“What would it mean to speak inwardly, instead of outwardly?”
The poet Saul Williams offers this rhetorical prompt about one minute into a track titled “Managing My Fear, What Fear Had Become,” off the quietly mesmerizing 2024 album by Shabaka (né Hutchings). I’ve been mulling over my answer to his question all year, because it holds an implicit skeleton key to so much of the music that resonated (yes, in all senses) across our improvisational sonic realm.
That Shabaka album, Perceive Its Beauty, Acknowledge Its Grace, was graciously received when it dropped in April. We made an episode of The Late Set about it, in which Shabaka reflected with sagacious candor about his decision to hang up the tenor saxophone in favor of hand-carved bamboo flutes. The clear parallel, then and now, was to another lithe, enthralling flute evangelist: André 3000, who caused a curious stir late last year with the release of his trippy nebula of an album, New Blue Sun.
This morning, Shabaka dropped a new EP, Possession, with a different feature on each of its five tracks: rappers Billy Woods and E L U C I D, pianist Nduduzo Makhathini, bassist and vocalist esperanza spalding, and yes, André 3000 (who was only credited, in the watermarked advance copy I received, as SPECIAL GUEST).1 Here is that track, “To the Moon,” whose title has (I’ll presume with confidence) nothing to do with the 2024 Meghan Trainor tune, the 2011 role-playing video game, the mid-‘50s Ralph Kramden catchphrase, or the landmark 1902 film by Georges Méliès.

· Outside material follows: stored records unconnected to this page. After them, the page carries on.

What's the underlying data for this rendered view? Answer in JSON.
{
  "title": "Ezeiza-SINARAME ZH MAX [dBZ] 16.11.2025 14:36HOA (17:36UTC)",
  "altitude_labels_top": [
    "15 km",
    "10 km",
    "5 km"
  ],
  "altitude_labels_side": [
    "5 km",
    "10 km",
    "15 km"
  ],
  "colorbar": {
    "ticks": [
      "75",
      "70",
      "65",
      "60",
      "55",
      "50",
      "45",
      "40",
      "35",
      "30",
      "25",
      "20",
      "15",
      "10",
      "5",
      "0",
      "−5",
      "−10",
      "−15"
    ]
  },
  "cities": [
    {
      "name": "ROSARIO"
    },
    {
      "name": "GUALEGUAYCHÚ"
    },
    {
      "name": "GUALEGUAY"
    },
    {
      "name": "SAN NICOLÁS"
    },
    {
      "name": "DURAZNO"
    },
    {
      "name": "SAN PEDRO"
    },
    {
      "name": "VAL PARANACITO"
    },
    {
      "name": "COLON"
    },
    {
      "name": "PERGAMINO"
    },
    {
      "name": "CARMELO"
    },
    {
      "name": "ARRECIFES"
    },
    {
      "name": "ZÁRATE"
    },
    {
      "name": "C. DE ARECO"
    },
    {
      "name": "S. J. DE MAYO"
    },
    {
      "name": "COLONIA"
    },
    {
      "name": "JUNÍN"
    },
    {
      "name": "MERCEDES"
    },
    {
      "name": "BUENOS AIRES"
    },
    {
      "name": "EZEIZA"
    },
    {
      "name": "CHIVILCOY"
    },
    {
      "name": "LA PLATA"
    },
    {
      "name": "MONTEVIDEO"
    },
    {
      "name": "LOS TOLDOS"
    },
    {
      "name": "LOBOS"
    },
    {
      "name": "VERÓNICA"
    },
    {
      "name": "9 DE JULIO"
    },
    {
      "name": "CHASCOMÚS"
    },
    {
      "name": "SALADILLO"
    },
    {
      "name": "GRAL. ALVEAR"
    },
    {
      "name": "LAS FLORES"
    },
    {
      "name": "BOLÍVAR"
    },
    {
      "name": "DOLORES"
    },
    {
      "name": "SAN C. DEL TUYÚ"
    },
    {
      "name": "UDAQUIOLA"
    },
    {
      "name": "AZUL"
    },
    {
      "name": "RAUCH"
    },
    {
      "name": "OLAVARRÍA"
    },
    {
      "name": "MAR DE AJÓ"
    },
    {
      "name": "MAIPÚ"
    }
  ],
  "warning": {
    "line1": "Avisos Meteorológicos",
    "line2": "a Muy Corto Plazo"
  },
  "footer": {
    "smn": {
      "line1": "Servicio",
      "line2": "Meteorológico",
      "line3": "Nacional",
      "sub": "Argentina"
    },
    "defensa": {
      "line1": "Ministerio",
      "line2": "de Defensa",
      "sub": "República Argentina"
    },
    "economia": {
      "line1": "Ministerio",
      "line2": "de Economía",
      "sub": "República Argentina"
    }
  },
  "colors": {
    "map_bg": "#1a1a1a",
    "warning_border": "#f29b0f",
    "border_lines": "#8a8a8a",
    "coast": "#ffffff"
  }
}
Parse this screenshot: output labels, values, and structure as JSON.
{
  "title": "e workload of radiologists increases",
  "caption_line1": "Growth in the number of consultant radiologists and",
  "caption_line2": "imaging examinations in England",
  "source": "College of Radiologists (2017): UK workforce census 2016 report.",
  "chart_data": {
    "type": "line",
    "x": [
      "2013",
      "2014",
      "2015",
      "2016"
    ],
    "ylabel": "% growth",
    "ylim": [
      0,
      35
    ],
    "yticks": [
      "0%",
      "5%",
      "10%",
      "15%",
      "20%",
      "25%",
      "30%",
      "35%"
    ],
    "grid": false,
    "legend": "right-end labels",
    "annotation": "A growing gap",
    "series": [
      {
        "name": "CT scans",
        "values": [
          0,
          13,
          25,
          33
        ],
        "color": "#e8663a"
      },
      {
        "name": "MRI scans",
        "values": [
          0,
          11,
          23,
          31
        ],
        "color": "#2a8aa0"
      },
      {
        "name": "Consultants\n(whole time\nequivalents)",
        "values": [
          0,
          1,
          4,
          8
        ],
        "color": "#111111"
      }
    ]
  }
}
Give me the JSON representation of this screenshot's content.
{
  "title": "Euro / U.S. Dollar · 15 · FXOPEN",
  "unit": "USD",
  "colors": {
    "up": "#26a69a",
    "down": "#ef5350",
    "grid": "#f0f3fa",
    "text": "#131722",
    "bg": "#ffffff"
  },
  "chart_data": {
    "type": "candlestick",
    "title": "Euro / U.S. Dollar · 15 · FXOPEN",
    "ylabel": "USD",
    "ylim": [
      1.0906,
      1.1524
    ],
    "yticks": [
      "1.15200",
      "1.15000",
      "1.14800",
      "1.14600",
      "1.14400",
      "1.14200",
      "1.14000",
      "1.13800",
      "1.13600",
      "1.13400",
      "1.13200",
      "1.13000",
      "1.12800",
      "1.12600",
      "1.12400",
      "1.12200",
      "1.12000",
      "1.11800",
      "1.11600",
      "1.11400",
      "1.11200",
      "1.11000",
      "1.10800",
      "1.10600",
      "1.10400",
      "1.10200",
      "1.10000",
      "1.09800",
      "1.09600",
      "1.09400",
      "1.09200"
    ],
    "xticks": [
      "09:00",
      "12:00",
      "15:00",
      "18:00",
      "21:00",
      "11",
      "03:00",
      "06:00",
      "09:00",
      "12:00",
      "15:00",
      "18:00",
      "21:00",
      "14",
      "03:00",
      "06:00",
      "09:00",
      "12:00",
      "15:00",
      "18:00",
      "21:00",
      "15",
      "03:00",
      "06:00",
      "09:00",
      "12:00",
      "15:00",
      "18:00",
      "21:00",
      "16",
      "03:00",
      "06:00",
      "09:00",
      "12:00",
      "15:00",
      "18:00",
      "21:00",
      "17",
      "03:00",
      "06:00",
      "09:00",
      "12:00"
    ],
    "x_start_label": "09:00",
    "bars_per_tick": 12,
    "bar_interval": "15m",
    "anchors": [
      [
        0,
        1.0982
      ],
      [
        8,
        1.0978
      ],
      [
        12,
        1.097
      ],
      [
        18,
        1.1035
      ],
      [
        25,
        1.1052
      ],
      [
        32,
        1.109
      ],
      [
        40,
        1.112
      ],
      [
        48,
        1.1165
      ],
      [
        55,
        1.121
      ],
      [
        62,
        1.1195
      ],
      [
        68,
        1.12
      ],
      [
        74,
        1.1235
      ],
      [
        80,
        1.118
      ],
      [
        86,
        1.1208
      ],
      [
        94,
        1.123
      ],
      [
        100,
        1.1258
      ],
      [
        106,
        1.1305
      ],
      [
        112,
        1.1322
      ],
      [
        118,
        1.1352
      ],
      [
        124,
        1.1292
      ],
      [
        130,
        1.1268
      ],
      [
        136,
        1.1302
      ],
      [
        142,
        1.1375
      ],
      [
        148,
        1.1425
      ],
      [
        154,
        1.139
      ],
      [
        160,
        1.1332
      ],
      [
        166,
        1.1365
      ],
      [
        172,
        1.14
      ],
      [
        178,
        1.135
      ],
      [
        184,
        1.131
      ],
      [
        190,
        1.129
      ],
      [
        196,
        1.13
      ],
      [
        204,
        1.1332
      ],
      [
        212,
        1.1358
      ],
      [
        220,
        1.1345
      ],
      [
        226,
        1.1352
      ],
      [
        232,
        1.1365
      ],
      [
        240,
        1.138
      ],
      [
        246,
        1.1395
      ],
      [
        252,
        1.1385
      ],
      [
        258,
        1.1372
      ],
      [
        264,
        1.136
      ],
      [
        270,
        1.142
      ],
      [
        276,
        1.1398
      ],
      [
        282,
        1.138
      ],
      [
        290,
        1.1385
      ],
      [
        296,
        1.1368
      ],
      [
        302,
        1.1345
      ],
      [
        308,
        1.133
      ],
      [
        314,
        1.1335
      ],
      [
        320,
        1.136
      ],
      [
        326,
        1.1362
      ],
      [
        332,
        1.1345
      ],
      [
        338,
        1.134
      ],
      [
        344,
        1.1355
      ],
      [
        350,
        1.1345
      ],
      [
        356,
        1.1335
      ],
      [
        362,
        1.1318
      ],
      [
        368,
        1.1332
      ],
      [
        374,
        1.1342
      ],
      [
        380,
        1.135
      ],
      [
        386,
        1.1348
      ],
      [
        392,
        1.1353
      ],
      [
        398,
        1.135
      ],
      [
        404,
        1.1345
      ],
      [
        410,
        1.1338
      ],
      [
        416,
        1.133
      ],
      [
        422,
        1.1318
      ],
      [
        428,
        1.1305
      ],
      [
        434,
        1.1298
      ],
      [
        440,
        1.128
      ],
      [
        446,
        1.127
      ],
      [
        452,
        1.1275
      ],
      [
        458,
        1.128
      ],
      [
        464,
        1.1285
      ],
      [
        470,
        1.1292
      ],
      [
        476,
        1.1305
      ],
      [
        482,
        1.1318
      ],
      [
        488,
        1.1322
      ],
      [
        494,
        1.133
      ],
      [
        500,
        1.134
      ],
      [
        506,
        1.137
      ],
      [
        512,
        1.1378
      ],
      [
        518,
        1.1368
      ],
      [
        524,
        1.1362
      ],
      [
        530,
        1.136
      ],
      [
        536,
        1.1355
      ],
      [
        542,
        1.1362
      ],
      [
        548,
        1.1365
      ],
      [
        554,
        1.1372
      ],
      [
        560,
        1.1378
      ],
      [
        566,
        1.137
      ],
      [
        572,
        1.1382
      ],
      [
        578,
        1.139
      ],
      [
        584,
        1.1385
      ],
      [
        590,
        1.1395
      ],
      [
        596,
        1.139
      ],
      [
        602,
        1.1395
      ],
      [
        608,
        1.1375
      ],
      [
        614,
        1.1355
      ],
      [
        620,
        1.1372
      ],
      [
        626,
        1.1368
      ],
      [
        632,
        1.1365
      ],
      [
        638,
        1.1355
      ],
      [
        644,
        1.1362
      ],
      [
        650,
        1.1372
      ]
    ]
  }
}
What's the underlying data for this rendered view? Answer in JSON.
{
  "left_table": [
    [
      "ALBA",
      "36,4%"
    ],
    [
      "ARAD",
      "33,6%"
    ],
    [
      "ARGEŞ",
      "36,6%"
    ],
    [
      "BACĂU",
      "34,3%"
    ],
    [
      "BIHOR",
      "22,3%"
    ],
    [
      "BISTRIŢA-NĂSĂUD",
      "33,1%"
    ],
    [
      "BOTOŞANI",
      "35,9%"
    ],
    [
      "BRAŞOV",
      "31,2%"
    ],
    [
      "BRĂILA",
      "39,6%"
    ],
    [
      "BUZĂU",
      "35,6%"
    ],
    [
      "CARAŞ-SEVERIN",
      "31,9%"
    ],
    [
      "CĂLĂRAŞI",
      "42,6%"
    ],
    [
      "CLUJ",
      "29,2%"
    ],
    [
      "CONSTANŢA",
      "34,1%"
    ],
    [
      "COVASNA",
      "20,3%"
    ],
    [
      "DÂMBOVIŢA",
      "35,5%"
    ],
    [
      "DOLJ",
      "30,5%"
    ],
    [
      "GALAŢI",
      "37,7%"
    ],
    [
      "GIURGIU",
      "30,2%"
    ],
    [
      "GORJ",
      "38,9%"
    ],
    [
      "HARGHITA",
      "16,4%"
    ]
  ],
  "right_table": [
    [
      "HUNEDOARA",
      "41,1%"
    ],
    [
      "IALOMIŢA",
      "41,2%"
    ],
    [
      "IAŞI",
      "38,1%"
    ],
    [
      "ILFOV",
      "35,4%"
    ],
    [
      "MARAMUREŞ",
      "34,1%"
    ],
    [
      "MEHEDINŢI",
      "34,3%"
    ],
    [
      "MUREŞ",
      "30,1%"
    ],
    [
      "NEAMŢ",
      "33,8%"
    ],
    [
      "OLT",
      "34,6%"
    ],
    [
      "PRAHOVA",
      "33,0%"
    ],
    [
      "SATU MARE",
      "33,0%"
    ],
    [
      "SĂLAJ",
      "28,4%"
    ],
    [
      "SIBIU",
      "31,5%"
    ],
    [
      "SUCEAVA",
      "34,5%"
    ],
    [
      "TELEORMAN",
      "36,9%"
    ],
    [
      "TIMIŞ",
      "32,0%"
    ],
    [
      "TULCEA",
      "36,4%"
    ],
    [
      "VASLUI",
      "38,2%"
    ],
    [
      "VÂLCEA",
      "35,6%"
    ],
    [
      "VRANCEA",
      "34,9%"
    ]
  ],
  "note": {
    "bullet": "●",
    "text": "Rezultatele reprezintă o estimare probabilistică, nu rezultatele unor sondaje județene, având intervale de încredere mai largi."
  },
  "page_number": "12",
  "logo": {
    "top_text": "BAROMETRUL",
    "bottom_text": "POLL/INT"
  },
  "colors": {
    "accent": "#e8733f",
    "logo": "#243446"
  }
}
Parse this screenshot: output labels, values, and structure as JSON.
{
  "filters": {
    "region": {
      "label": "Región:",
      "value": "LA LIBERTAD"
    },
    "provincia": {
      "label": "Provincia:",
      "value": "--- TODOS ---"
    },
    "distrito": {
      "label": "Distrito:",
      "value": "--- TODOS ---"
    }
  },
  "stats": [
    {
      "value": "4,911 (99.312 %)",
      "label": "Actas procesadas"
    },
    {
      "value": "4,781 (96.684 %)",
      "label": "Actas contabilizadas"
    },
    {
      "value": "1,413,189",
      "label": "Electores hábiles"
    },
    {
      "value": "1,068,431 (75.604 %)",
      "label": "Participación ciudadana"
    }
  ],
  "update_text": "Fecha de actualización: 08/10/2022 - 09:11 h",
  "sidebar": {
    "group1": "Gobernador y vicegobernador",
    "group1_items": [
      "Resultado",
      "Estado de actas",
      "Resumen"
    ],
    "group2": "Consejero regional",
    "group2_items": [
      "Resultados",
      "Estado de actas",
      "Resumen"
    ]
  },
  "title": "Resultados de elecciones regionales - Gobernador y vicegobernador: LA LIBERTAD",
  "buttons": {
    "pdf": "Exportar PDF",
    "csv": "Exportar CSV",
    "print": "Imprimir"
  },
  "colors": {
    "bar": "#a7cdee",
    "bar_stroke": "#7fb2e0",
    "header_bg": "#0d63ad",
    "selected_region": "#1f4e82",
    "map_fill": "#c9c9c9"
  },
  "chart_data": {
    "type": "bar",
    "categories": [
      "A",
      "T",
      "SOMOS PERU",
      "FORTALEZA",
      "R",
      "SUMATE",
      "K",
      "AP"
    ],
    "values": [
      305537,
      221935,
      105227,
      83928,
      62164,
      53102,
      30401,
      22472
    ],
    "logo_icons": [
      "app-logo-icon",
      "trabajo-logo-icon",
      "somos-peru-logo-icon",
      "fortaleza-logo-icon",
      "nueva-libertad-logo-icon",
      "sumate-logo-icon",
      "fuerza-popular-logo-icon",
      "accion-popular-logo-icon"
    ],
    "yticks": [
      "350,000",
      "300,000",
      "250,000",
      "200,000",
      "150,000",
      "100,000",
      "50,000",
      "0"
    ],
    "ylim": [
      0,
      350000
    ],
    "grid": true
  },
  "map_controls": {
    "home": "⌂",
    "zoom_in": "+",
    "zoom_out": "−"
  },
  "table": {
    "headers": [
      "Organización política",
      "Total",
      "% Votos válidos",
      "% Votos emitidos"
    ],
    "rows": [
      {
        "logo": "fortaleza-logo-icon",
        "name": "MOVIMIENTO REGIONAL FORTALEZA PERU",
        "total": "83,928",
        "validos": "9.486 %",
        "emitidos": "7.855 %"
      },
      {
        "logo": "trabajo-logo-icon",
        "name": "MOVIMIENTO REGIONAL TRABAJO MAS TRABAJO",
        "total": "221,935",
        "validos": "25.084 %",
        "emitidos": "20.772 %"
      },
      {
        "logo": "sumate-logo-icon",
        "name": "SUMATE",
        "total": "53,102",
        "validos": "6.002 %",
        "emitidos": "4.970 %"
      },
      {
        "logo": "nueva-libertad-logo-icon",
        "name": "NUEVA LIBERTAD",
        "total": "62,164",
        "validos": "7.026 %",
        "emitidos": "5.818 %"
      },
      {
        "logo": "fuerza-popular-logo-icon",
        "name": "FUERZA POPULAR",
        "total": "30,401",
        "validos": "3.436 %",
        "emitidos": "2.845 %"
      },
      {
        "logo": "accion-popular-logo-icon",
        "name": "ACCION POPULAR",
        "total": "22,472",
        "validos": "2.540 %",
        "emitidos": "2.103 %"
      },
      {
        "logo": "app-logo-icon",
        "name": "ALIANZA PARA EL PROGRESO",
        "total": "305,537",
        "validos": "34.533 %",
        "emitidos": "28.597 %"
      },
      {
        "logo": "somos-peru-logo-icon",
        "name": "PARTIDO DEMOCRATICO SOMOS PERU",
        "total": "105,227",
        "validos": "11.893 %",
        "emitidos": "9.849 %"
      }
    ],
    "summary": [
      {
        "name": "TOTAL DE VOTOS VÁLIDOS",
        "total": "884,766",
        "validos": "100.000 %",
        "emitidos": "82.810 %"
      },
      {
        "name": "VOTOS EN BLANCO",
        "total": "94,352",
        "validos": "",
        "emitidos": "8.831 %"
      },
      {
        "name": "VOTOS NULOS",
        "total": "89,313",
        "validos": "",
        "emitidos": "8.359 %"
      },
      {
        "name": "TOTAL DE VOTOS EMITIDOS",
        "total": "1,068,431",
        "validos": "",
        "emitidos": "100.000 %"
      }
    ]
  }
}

The release of this new flute-bro lovefest is a useful nudge, a reminder that I’ve been puzzling over our jazz-ambient moment for a while. As the year draws to a close, I think it’s time for some focused deliberation on this deliberately unfocused micro-genre, which has an outsize cachet among many listeners coming to improvised music anew. (For a lot of committed jazz fans, these artists don’t register, like at all.) For lack of a better catchall, I’m calling these artists “Soft Radicals,” for the distinctive balance of nurturing affectation and revolutionary intention in their art.
In addition to André 3000 and Shabaka, each of whom I saw in concert a few times this year, the cohort I’m talking about includes percussionist Carlos Niño, a New Blue Sun conduit and Shabaka copilot; keyboardist Surya Botofasina, a fellow traveler to all of the aforementioned; pianist Amaro Freitas, who struck a gentle balance of Brazilian pulse and Amazonian ambience (at times avec Shabaka); Ganavya, a South Indian devotional singer turned shape-shifting avant-gardener; and Nala Sinephro, a Caribbean-Belgian harpist and synth specialist evidently drawn to the eternal now.
It could also extend to the impeccably jazz-trained2 trombonists Kalia Vandever and Andy Clausen, each of whom released a carefully calibrated ambient solo album in the spring. It certainly extends to the late Alice Coltrane, whose Carnegie Hall Concert was among this year’s vault-sprung astonishments, and who looms as a lodestar for most of the artists I just mentioned (in some cases, almost to a fault).
Enough preamble. Let’s balance our chakras, tune our harp strings, and figure this out.